A young lesbian girl grows beyond fear to fearlessness as she comes of age in the ’60s amid religious, social, and legal barriers. Carol Anderson grows up in a fundamentalist Christian home in the ’60s, a time when being gay was in opposition to all social and religious mores and against the law in most states. Fearing the rejection of her parents, she hides the truth about her love orientation, creating emotional distance from them for years, as she desperately struggles to harness her powerful attractions to women while pursuing false efforts to be with men. The watershed point in Carol's journey comes when she returns to graduate school and discovers the feminist movement, which emboldens her sense of personal power and the freedom to love whom she chooses.

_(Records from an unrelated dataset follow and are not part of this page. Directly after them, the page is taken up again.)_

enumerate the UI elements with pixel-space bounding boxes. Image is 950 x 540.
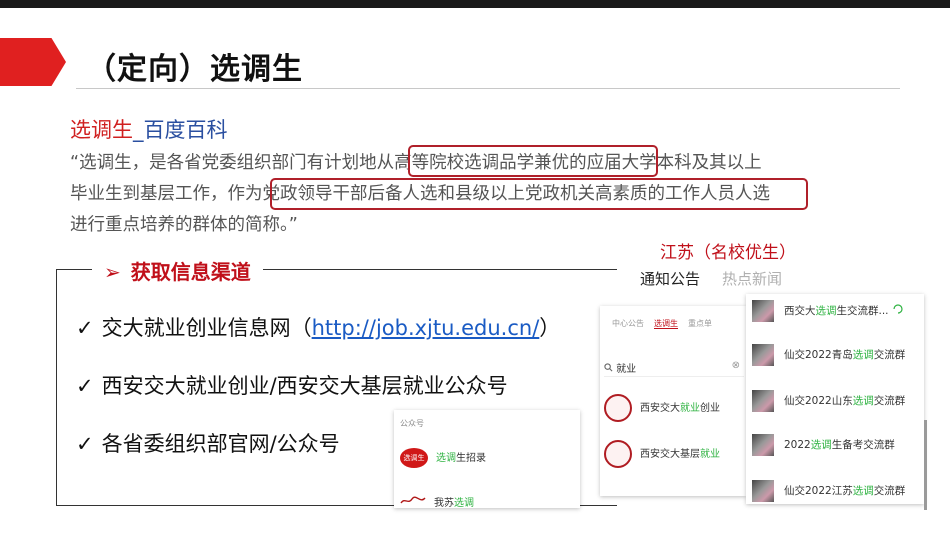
baike-source: _百度百科 — [133, 118, 228, 142]
xuandiaosheng-logo-icon: 选调生 — [400, 448, 428, 468]
group-name-suffix: 交流群 — [873, 349, 906, 361]
channel-text: 西安交大就业创业/西安交大基层就业公众号 — [101, 374, 508, 398]
clear-icon[interactable]: ⊗ — [732, 360, 740, 371]
channel-text: 交大就业创业信息网（ — [101, 316, 312, 340]
group-name-highlight: 选调 — [852, 349, 874, 361]
group-name-suffix: 生交流群... — [836, 305, 889, 317]
highlight-box-universities — [408, 145, 658, 177]
group-item[interactable]: 仙交2022山东选调交流群 — [752, 390, 905, 412]
search-input[interactable]: 就业 ⊗ — [604, 360, 744, 377]
group-name-suffix: 交流群 — [873, 395, 906, 407]
group-name-highlight: 选调 — [810, 439, 832, 451]
mini-tab-active[interactable]: 选调生 — [654, 319, 678, 329]
account-name-suffix: 创业 — [700, 403, 720, 414]
scrollbar[interactable] — [924, 420, 927, 510]
title-divider — [76, 88, 900, 89]
baike-heading: 选调生_百度百科 — [70, 114, 228, 144]
university-logo-icon — [604, 394, 632, 422]
group-avatar — [752, 300, 774, 322]
channel-text: 各省委组织部官网/公众号 — [101, 432, 340, 456]
quote-line: 进行重点培养的群体的简称。” — [70, 215, 298, 235]
group-name-suffix: 生备考交流群 — [831, 439, 895, 451]
account-name-highlight: 选调 — [436, 453, 456, 464]
channels-heading-text: 获取信息渠道 — [130, 260, 251, 284]
job-site-link[interactable]: http://job.xjtu.edu.cn/ — [312, 316, 540, 340]
checkmark-icon: ✓ — [76, 374, 94, 398]
search-query: 就业 — [616, 364, 637, 375]
group-avatar — [752, 390, 774, 412]
mini-tab[interactable]: 重点单 — [688, 319, 712, 328]
group-name-suffix: 交流群 — [873, 485, 906, 497]
jiangsu-title: 江苏（名校优生） — [660, 243, 796, 263]
group-item[interactable]: 仙交2022江苏选调交流群 — [752, 480, 905, 502]
group-name-highlight: 选调 — [815, 305, 837, 317]
channels-heading: ➢ 获取信息渠道 — [92, 256, 263, 285]
refresh-icon — [892, 304, 904, 317]
group-avatar — [752, 480, 774, 502]
account-name: 我苏 — [434, 498, 454, 509]
panel-header: 公众号 — [400, 419, 424, 428]
mini-tabs: 中心公告 选调生 重点单 — [612, 318, 722, 329]
page-title: （定向）选调生 — [86, 52, 303, 87]
arrow-icon: ➢ — [104, 260, 121, 284]
group-name-highlight: 选调 — [852, 485, 874, 497]
mini-tab[interactable]: 中心公告 — [612, 319, 644, 328]
group-chat-list: 西交大选调生交流群... 仙交2022青岛选调交流群 仙交2022山东选调交流群… — [746, 294, 924, 504]
baike-term: 选调生 — [70, 118, 133, 142]
account-name-suffix: 生招录 — [456, 453, 486, 464]
wechat-search-panel: 中心公告 选调生 重点单 就业 ⊗ 西安交大就业创业 西安交大基层就业 — [600, 306, 746, 496]
group-item[interactable]: 2022选调生备考交流群 — [752, 434, 895, 456]
group-avatar — [752, 434, 774, 456]
group-item[interactable]: 西交大选调生交流群... — [752, 300, 904, 322]
official-accounts-panel: 公众号 选调生 选调生招录 我苏选调 — [394, 410, 580, 509]
group-item[interactable]: 仙交2022青岛选调交流群 — [752, 344, 905, 366]
tab-notices[interactable]: 通知公告 — [640, 268, 700, 289]
checkmark-icon: ✓ — [76, 432, 94, 456]
channel-item-provincial: ✓ 各省委组织部官网/公众号 — [76, 428, 340, 458]
account-name-highlight: 就业 — [700, 449, 720, 460]
account-name: 西安交大 — [640, 403, 680, 414]
checkmark-icon: ✓ — [76, 316, 94, 340]
group-name: 仙交2022青岛 — [784, 349, 853, 361]
group-name: 西交大 — [784, 305, 816, 317]
account-result[interactable]: 西安交大基层就业 — [604, 440, 720, 468]
account-name: 西安交大基层 — [640, 449, 700, 460]
title-marker — [0, 38, 66, 86]
account-result[interactable]: 选调生 选调生招录 — [400, 448, 486, 468]
group-avatar — [752, 344, 774, 366]
group-name-highlight: 选调 — [852, 395, 874, 407]
group-name: 仙交2022山东 — [784, 395, 853, 407]
account-result[interactable]: 我苏选调 — [400, 494, 474, 509]
channel-item-wechat: ✓ 西安交大就业创业/西安交大基层就业公众号 — [76, 370, 508, 400]
account-result[interactable]: 西安交大就业创业 — [604, 394, 720, 422]
calligraphy-logo-icon — [400, 496, 426, 506]
group-name: 2022 — [784, 439, 811, 451]
channel-item-website: ✓ 交大就业创业信息网（http://job.xjtu.edu.cn/） — [76, 312, 560, 342]
highlight-box-candidates — [270, 178, 808, 210]
channel-text-suffix: ） — [539, 316, 561, 340]
university-logo-icon — [604, 440, 632, 468]
account-name-highlight: 选调 — [454, 498, 474, 509]
group-name: 仙交2022江苏 — [784, 485, 853, 497]
tab-hot-news[interactable]: 热点新闻 — [722, 268, 782, 289]
search-icon — [604, 363, 616, 375]
account-name-highlight: 就业 — [680, 403, 700, 414]
top-bar — [0, 0, 950, 8]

But this sense of self-possession comes too late for honesty with her father. His unexpected death before she can tell him the truth brings the full cost of Carol's secret crashing in compelling her to come out to her mother before it is too late. Candid and poignant, You Can't Buy Love Like That reveals the complex invisible dynamics that arise for gay people who are forced to hide their true selves in order to survive and celebrates the hard-won rewards of finding one's courageous heart and achieving self-acceptance and self-love.